Студия представляла собой здоровенный квадратный зал высотой в три этажа. Но при этом прихожая была как у обычных квартир, а на контрасте с основным помещением, казалась еще меньше. Рядом с входной дверью было еще две — туалет и ванная. Короткий коридор вел на крохотную кухню, куда, впустив нас, и вернулся рыжебородый незнакомец. Он там колдовал с духовкой, готовил какое-то секретное блюдо. Так что захлопнул дверь и никого не впускал. Впрочем, кухня была настолько маленькой, что когда рыжая борода туда вошел, места для кого-то еще там не осталось.
А вот в большом зале было, что поразглядывать. Сразу было понятно, что обитает в этом месте человек творческий.

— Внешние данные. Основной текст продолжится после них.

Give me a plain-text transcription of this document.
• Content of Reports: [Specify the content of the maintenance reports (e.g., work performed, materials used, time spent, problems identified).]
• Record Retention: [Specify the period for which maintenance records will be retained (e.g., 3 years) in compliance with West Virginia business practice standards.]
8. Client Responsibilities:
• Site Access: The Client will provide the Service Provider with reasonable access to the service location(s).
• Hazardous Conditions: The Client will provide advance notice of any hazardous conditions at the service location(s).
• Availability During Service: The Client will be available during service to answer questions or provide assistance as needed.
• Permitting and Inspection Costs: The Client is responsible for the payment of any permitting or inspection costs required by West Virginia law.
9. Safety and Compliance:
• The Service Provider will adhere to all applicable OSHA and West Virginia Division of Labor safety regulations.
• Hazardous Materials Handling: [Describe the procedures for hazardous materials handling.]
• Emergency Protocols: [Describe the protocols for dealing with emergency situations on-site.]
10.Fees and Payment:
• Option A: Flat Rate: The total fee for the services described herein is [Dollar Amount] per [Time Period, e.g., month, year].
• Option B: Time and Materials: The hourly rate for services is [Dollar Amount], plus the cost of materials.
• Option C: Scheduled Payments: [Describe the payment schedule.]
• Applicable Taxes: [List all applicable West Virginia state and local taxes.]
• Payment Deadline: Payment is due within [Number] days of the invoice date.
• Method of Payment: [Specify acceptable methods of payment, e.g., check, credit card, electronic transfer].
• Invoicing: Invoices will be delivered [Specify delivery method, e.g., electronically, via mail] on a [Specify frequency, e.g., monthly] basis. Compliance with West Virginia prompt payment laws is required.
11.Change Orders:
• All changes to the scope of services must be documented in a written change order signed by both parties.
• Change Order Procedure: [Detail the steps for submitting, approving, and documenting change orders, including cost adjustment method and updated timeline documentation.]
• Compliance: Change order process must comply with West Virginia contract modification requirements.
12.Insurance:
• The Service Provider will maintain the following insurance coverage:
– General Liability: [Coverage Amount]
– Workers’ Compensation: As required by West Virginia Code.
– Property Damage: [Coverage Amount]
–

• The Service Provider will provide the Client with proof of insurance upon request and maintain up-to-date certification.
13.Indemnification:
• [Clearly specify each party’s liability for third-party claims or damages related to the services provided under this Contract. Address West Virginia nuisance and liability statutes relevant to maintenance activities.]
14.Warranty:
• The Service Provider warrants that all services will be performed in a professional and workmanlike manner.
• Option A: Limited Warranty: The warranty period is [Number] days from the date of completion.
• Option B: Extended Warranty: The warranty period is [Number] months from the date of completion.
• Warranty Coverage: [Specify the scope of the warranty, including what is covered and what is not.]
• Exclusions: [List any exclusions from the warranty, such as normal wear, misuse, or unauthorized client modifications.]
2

Под самым потолком на белой стене была закреплена здоровенная виолончель. Кажется, инструмент таких размеров называется «контрабас». Еще стены украшало множество картонных шляп разного размера и формы — от похожих на привычные ковбойские до причудливых, островерхих, украшенных искусственными цветами, игрушечными машинками и кораблями. Что это? Костюмы с какого-то карнавала? Или хозяину нравится клеить шляпы из картона в свободное от работы время.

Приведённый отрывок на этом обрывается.